Now we proceed altering the order for the cholesky-decomposition (actually I do this by a column rotation with a "triangularity-criterion"):
[24] L1 = rot(L,"drei",5´4´1´2´3)
L1= f1 f2 f3 f4 f5
------------------------------------------------------
x1 0.0952 -0.9492 0.3000 . .
x2 0.5355 0.8445 . . .
x3 -0.4407 -0.0397 0.7803 . 0.4421
x4 -0.5066 0.8622 . . .
x5 1.0000 . . . .
------------------------------------------------------
Now we're nearly done: the subset of $x_2,x_4,x_5$ forms a reduced subspace and to see more, we put them at "the top" of the cholesky-process:
[26] L1 = rot(L,"drei",5´4´2´1´3)
L1= f1 f2 f3 f4 f5
------------------------------------------------------
x1 0.0952 -0.9492 . 0.3000 .
x2 0.5355 0.8445 . . .
x3 -0.4407 -0.0397 . 0.7803 0.4421
x4 -0.5066 0.8622 . . .
x5 1.0000 . . . .
------------------------------------------------------
We see, that $x_1$ has a component outside of that reduced space, and $x_3$ has a further component outside of the rank 3 space, and are thus partly independent of that 2-dimensional subspace (which can thus be given the term "co-planarity").

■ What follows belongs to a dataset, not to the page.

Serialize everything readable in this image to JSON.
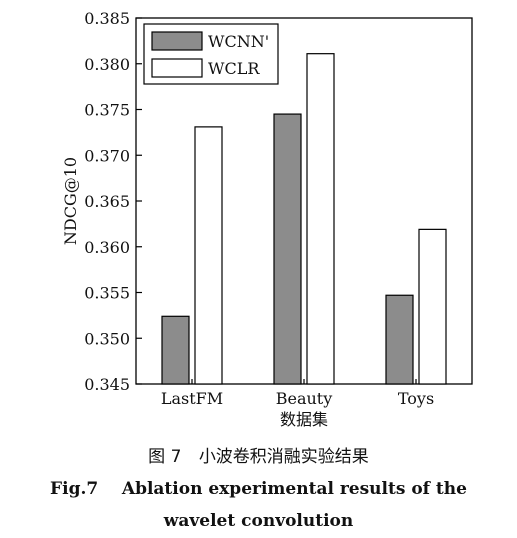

We can now decide which of the three variables $x_2,x_4$ or $x_5$ can be removed to overcome the multi-collinearity problem.
If we would use some software which does not allow this flexible reordering "inside" the rotation-parameters/procedure, we would re-order the variables forming the correlation-matrix and would do the cholesky-decomposition to arrive at something like:
[26] L1 = cholesky(...) // something in your favorite software...
L1= f1 f2 f3 f4 f5
------------------------------------------------------
x5 1.0000 . . . . Co-planar subset
x2 0.5355 0.8445 . . .
x4 -0.5066 0.8622 . . .
------------------------------------------------------
x1 0.0952 -0.9492 . 0.3000 . further linearly independent
x3 -0.4407 -0.0397 . 0.7803 0.4421 variables
[update]: Note that the candidates from which we would remove one, were not necessarily recognized by the inspection of correlations in the correlation-matrix. There the highest correlation is 0.8666 between $x_1$ and $x_4$ - but $x_1$ does not contribute to the rank-deficiency! Furthermore, the correlations between $x_2,x_4,x_5$ are all in an "acceptable" range when one wants to apply some jackknife-estimate for the removal of high-correlations assuming multicollinearity - one would not look at them as the most natural candidates from the set of bivariate correlations only.
Best Answer
After doing some more experimentation, reading ttnphns's link and Zachary's comment I believe we can consider this question solved. The fact of the matter is that (beyond simple cases where the correlation matrix is small and thus easy to probe), non-positive definiteness can arise because:
A pair of variables is suspect (so a correlation>1 kind of situation).
Sets of variables are suspect (so some variables are not respecting the bounds placed on them by the other ones).
ALL variables are suspect.
Much to my chagrin, I'll just have to accept that this effort was doomed from the beginning.